Are you thinking about planning a visit to Disney World? Have you been hunting around for deals and discovered one from Disney offering "free dining?" That sounds pretty good, right? Maybe. Find out what the offer includes so you can help determine whether it is, in fact, a good deal for you and your vacation mates.
Sometimes, generally during off-peak times such as the fall, Disney World offers a "free dining" package to drum up business.
It typically includes accommodations at an on-property hotel, theme park tickets, and Disney's Dining Plan. The meal deal comes in two varieties: standard dining and quick-service dining. Usually, the resort throws in its quick-service dining plan for packages that include its value resorts and its standard dining plan for packages that include its moderate and deluxe resorts.
The quick-service dining plan includes two meals at a quick-service restaurants and one snack per person per night of your stay. The standard dining plan includes one meal at a table-service restaurant, one meal at a quick-service restaurant, and a snack per person per night of your stay. Note that not all restaurants at the resort participate in the program. Both plans also include a refillable beverage mug that can be used throughout the resort during your stay.
So, if It Is Free, It's a great Deal, Right?
I know. That sounds like a crazy question.
What could be bad about "free?" Here's the thing, though: At the same time that it offers the free dining deal, Disney World often offers a park tickets and hotel package (minus the dining plan) with reduced prices for its hotels. The offer with the free food usually includes hotels priced at their full rates.
In order to determine whether the deal would be good for you, you should price it out both ways, including the dates you want to visit, the hotel you want to book, and the number of guests in your party.
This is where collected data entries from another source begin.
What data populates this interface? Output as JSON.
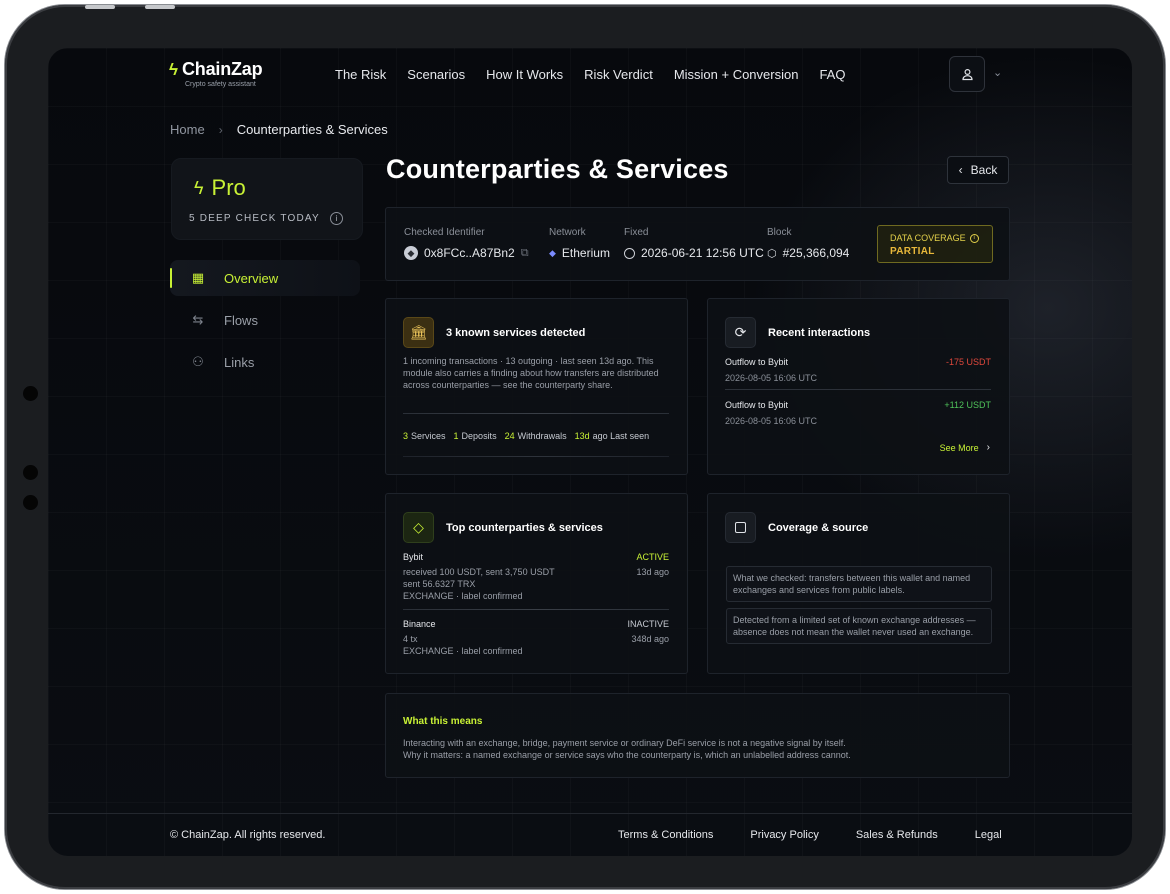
{
  "brand": {
    "name": "ChainZap",
    "tagline": "Crypto safety assistant"
  },
  "nav": [
    "The Risk",
    "Scenarios",
    "How It Works",
    "Risk Verdict",
    "Mission + Conversion",
    "FAQ"
  ],
  "breadcrumb": {
    "home": "Home",
    "current": "Counterparties & Services"
  },
  "plan": {
    "name": "Pro",
    "subtitle": "5 DEEP CHECK TODAY"
  },
  "sidebar": [
    {
      "label": "Overview",
      "icon": "grid-icon"
    },
    {
      "label": "Flows",
      "icon": "arrows-icon"
    },
    {
      "label": "Links",
      "icon": "users-icon"
    }
  ],
  "page": {
    "title": "Counterparties & Services",
    "back": "Back"
  },
  "meta": {
    "identifier_label": "Checked Identifier",
    "identifier": "0x8FCc..A87Bn2",
    "network_label": "Network",
    "network": "Etherium",
    "fixed_label": "Fixed",
    "fixed": "2026-06-21 12:56 UTC",
    "block_label": "Block",
    "block": "#25,366,094",
    "coverage_label": "DATA COVERAGE",
    "coverage_value": "PARTIAL"
  },
  "services": {
    "title": "3 known services detected",
    "description": "1 incoming transactions · 13 outgoing · last seen 13d ago. This module also carries a finding about how transfers are distributed across counterparties — see the counterparty share.",
    "stats": [
      {
        "num": "3",
        "label": "Services"
      },
      {
        "num": "1",
        "label": "Deposits"
      },
      {
        "num": "24",
        "label": "Withdrawals"
      },
      {
        "num": "13d",
        "label": "ago Last seen"
      }
    ]
  },
  "recent": {
    "title": "Recent interactions",
    "items": [
      {
        "title": "Outflow to Bybit",
        "date": "2026-08-05 16:06 UTC",
        "amount": "-175 USDT",
        "direction": "negative"
      },
      {
        "title": "Outflow to Bybit",
        "date": "2026-08-05 16:06 UTC",
        "amount": "+112 USDT",
        "direction": "positive"
      }
    ],
    "see_more": "See More"
  },
  "top_counterparties": {
    "title": "Top counterparties & services",
    "items": [
      {
        "name": "Bybit",
        "line1": "received 100 USDT, sent 3,750 USDT",
        "line2": "sent 56.6327 TRX",
        "line3": "EXCHANGE · label confirmed",
        "status": "ACTIVE",
        "ago": "13d ago"
      },
      {
        "name": "Binance",
        "line1": "4 tx",
        "line2": "EXCHANGE · label confirmed",
        "status": "INACTIVE",
        "ago": "348d ago"
      }
    ]
  },
  "coverage": {
    "title": "Coverage & source",
    "checked": "What we checked: transfers between this wallet and named exchanges and services from public labels.",
    "limits": "Detected from a limited set of known exchange addresses — absence does not mean the wallet never used an exchange."
  },
  "meaning": {
    "title": "What this means",
    "line1": "Interacting with an exchange, bridge, payment service or ordinary DeFi service is not a negative signal by itself.",
    "line2": "Why it matters: a named exchange or service says who the counterparty is, which an unlabelled address cannot."
  },
  "footer": {
    "copyright": "© ChainZap. All rights reserved.",
    "links": [
      "Terms & Conditions",
      "Privacy Policy",
      "Sales & Refunds",
      "Legal"
    ]
  },
  "colors": {
    "accent": "#c8f135",
    "negative": "#e0483c",
    "positive": "#4fc35a",
    "warning": "#e3d14a"
  }
}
That will give you an idea what the "free" meals would cost you, and should help you determine whether it's worth paying the extra money.
Keep in mind also that if Disney is discounting its hotels and throwing in complimentary food during slow times, you could probably find off-property hotels at a real steal. And off-property restaurants might offer some great deals as well.
Other Things to Consider
- The dining plan meals typically include an entrée or combo meal, a dessert (for lunch and dinner), and a beverage. You can use as many of the meal vouchers as you wish each day until your allotment runs out.
- The meal and snack vouchers are non-refundable and expire at the end of your stay. If you don't think you would be able to use all of them, or if you think the plan includes too much food for you, it might not make sense (or "cents") to purchase it.
- The free dining offer is part of what Disney calls its Magic Your Way package and also includes a bunch of other perks ("Magical Extras" in Disney-speak), such as mini-golf passes, DisneyQuest passes, and discounts for boat rentals, spa treatments, and other offers. These help sweeten the deal, but may or may not be of interest or value to you.
- Not all restaurants are part of the dining plan, and some of the ones you might like to visit could be excluded. To find out which restaurants are included and check the most current details, see Disney World's official dining plans info.
- Even during off-peak times, reservations are recommended for Disney World's table-service restaurants. The dining plan does not guarantee available seating; you would still need to make reservations. Learn more about making advance Disney World dining reservations.
- There are dozens of restaurants throughout the theme parks, hotels, Downtown Disney, and elsewhere in the resort. I've compiled a rundown of Disney World's best restaurants, most of which are included in the free dining offer and dining plans.
- The table-service meals that are offered in the standard dining plan can be used for Disney World character dining meals. These are a particularly good value, since they typically cost more than a meal at an eatery without the characters.